Pet pigs are often sold, sometimes at low prices, to people without the knowledge or facilities required to care for them properly. Owners aren’t always prepared for what’s involved in keeping a pet pig: a great deal of time, skill, money, and land.
In general, pigs are not suitable as pets, due to their very specific needs.
Whilst piglets may look cute, even miniature breeds (e.g. the Vietnamese pot-bellied pig) soon grow up to weigh 35 to 70 kilogrammes (over 150 kilogrammes if overfed). Other breeds will grow as large as a commercially farmed pig i.e. 200 to 300 kilogrammes, sometimes more.
Whilst some pigs have a very good temperament others should be handled with care! The average life span of these breeds is five to ten years, although some can live up to 25 years - a lot longer than the average cat and dog.
What do pigs need?
Pigs are highly intelligent and social animals. When given enough space they will use specific areas for dunging, exploring and sleeping. They’re also very inquisitive, spending a large part of the day exploring their environment, rooting and foraging in the soil.
The company of other pigs
Pigs are social herd animals and need to be housed in a way that allows at least two pigs, which get on well, to live together.
A pig shouldn’t be kept in the home. A minimum area of 36 square meters (e.g. 6 x 6 metres) is needed per pig, but ideally a larger space should be provided. Pigs are very strong so robust fencing should surround their living area to prevent escapes.
It’s really important to ensure that in warm weather pigs are provided with a wallow and shelter from the sun (pigs can get sunburn and can get sun stroke). In cooler weather and at night, pigs must have access to warm, dry, draught-free, straw-bedded accommodation, as they easily get cold.
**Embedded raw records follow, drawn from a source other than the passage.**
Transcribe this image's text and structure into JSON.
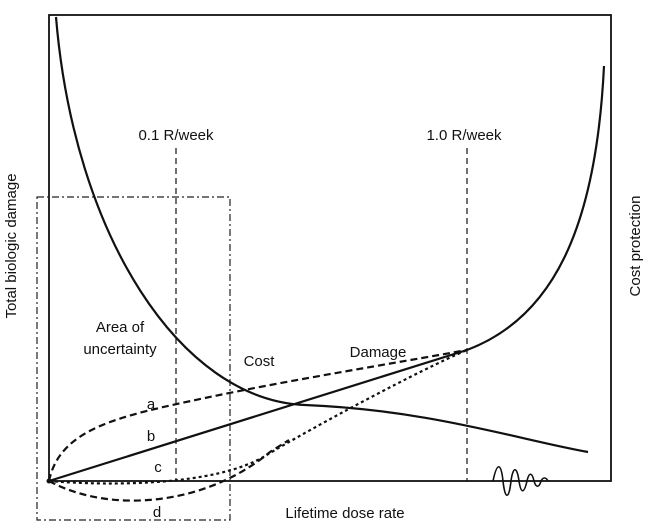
{
  "labels": {
    "marker_left": "0.1 R/week",
    "marker_right": "1.0 R/week",
    "y_left": "Total biologic damage",
    "y_right": "Cost protection",
    "x_axis": "Lifetime dose rate",
    "uncertainty_line1": "Area of",
    "uncertainty_line2": "uncertainty",
    "cost": "Cost",
    "damage": "Damage",
    "curve_a": "a",
    "curve_b": "b",
    "curve_c": "c",
    "curve_d": "d"
  },
  "colors": {
    "ink": "#111111",
    "background": "#ffffff"
  }
}
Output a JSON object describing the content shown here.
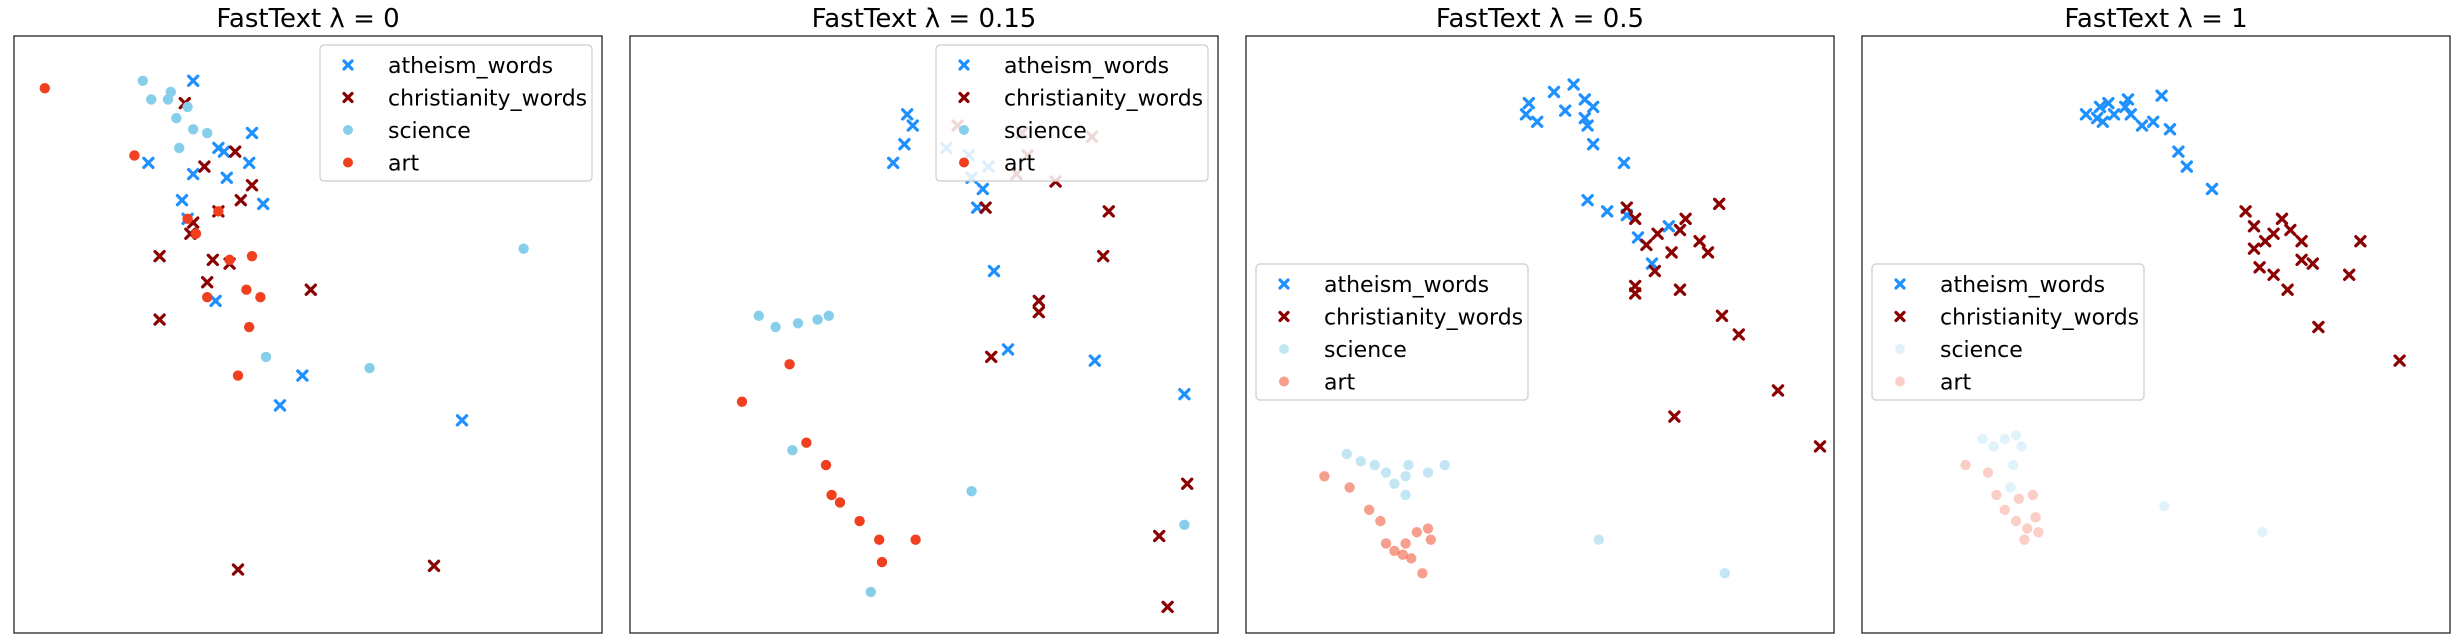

To prevent the spread of disease it is illegal to feed any waste food to pigs. This includes meat, bones, blood, offal, or other parts of an animal, or eggs and eggshells. Also, used cooking oil and table/kitchen scraps can’t be fed to pigs, even if no meat or meat products are prepared in the kitchen.
A commercially prepared pig ration, available from agricultural merchants, should be fed.
Pigs must have regular checks from a vet to make sure they are in good health. Pet pigs are prone to a few specific health problems, including:
- arthritis and lameness, particularly in older animals
- pot-bellied pigs can suffer from inverted eyelids.
What is the law concerning keeping pigs as pets?
Under the Animal Welfare Act (2006) anyone responsible for a pet has a legal responsibility to meet the five basic welfare needs of pets. These are:
- somewhere suitable to live
- any need to be housed with or apart from other animals
- being allowed to express normal behaviour
- protection from and treatment of, illness and injury.
By law, pigs require a license if being moved to other premises (except if going to a slaughterhouse), including pet pigs being moved to the vet’s surgery. They then can’t be moved again for at least 20 days.
However, an exception does apply for exercising pet pigs, although the owner has to apply for a licence to their local Animal Health Office Veterinary Officer and meet certain other requirements (more information is available from the Department for Environment, Food and Rural Affairs - Defra).
It is illegal to transport pet pigs in any vehicle that has not been properly constructed to carry them – this includes a car. Pigs must be transported in compliance with the Welfare of Animals (Transport) Order 2006.